Functionalities/features:

  • Control up to 3 zones. For each zone:
    • A graphical control display as shown in the image below. From the user’s point of view, this is essentially a
      virtual thermostat.
    • Control 2 stages heating – Control 2 stages cooling
    • Up to two temperature sensors (these, along with each zone’s logic, replace having a thermostat for each zone).
    • in case of primary sensor failure, system will check secondary sensor
  • Graphical User Interface
    • Control from any device on network with web browser
    • Home (System overview) page allows for control of all zones
    • System output display so user can tell at a glance what stages are on and what zone dampers are open or closed.Outputs display
  • Emergency operation mode. In event of controller or relay module failure, user can use toggle switches to open zones
    manually and operate as a single-zone system using an off-the-shelf thermostat.

To do:

  • Individual web page for each zone (currently one big overview page)
  • Sensor setup interface page (currently have to edit json)
  • Zone setup page (currently have to edit json)
  • override feature – a button on interface that commands system to use the secondary temperature sensor (allowing for “
    zone-within-a-zone” control of sorts. Useful in case of especially sunny rooms, special purpose rooms that are only
    occasionally used, etc )

Technologies Used

This is a Spring Boot project built with Maven for dependency management that runs on a Raspberry Pi single board computer. Written in Java, it makes use of the Pi4J GPIO library (https://pi4j.com/1.2/index.html) which is itself mostly a wrapper for the WiringPi C++ Raspberry Pi GPIO library (http://wiringpi.com/). Many thanks to Robert Savage and Daniel Sendula for their PI4J work and saving me a ton of work developing my own, and Gordon for his Wiring Pi library and support when I was first learning to use a Raspberry Pi.

Sensor module

Special Obstacles and Learning Experiences

As a controls engineer and historically back-end programmer, the control system was pretty straightforward, but this project was as much about getting more familiar with Spring Boot MVC and writing REST APIs as it was about simply rolling out a new version.

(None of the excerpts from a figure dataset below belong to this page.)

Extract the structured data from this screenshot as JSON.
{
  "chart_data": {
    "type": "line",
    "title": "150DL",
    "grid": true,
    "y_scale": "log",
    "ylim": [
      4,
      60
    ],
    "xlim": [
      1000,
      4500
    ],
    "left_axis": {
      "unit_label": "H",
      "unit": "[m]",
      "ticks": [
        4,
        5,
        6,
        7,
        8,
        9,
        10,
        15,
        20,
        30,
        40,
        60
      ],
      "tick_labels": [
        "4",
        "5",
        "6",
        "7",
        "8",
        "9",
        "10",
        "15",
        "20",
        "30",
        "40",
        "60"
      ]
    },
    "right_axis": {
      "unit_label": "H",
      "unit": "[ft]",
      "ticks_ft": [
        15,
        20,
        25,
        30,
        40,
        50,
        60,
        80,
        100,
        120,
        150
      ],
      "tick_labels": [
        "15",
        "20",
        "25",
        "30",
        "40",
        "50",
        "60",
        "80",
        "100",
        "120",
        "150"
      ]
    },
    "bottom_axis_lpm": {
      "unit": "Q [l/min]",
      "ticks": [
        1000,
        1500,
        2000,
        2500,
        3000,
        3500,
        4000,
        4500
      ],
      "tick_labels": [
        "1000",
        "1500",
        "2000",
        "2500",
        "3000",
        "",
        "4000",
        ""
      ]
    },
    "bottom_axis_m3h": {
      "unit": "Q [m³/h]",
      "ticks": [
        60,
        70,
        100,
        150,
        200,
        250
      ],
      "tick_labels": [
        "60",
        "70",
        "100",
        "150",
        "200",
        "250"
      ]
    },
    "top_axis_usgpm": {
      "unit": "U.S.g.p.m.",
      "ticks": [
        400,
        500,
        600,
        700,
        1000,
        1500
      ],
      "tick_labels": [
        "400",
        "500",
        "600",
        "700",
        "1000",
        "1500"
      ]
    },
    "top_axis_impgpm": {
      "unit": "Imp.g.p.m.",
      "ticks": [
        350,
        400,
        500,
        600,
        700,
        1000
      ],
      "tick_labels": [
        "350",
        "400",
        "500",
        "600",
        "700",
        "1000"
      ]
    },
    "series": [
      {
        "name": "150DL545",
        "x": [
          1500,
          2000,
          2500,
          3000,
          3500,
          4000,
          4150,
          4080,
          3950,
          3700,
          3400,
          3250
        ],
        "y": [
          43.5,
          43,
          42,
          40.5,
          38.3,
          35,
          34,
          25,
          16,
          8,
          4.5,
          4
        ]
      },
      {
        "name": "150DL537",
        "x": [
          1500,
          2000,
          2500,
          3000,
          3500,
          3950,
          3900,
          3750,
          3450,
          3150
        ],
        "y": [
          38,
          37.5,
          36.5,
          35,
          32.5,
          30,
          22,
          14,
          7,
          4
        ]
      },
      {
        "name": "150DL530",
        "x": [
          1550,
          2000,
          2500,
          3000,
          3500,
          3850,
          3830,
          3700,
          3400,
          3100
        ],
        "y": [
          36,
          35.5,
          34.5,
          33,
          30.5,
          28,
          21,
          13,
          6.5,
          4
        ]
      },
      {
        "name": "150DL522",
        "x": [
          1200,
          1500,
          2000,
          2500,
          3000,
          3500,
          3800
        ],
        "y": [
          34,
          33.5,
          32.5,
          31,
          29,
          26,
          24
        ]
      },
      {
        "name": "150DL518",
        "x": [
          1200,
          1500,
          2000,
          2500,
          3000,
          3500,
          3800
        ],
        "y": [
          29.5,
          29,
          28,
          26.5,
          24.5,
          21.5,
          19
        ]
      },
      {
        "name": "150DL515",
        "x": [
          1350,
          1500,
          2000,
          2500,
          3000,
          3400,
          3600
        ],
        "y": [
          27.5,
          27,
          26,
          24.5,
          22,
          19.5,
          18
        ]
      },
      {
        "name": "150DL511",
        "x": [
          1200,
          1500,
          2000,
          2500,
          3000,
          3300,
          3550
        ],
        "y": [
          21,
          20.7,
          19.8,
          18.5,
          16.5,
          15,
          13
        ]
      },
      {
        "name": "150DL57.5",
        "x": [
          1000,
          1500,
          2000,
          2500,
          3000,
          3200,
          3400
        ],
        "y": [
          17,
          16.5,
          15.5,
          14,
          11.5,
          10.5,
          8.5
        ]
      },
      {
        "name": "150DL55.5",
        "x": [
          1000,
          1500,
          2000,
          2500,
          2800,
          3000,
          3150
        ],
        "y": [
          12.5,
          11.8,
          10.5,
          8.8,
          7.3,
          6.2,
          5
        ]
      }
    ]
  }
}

My front end is very plain as my goal was to learn enough HTML and Javascript to simply get it done while spending more time learning Spring Boot, MVC, and REST APIs. At this I have succeeded, although now that I understand a bit more about HTML and Javascript, some refactoring is in order before I add the new interface feature pages. Additionally, my only previous experience with a RESTful API project used MYSQL and I had to figure out how to handle passing data back and forth without calling the database. I think that could certainly be better, and some refactoring is needed there as well.

Hardware/wiring

Please see the wiki for more about the hardware used and wiring diagrams
https://github.com/lbrombach/OpenHVACControl/wiki/Hardware-and-Wiring

Installation/usage:

Please see the wiki for wiring diagrams, photos, setup, and operating instructions.
https://github.com/lbrombach/OpenHVACControl/wiki/Software-Installation-and-Usage

System Operation info:

Please see the wiki for operational summary and the control sequence diagram.
https://github.com/lbrombach/OpenHVACControl/wiki/System-Operation-and-Control-Sequence

Contributing, bug reports, etc:

Please use the Github bug reporting system for bugs and feature requests. With many projects, a job, a family, and school, I can’t promise to get to feature requests very quickly, but am definitely listening for feedback to make improvements. I am open to pull requests if you’d like to contribute.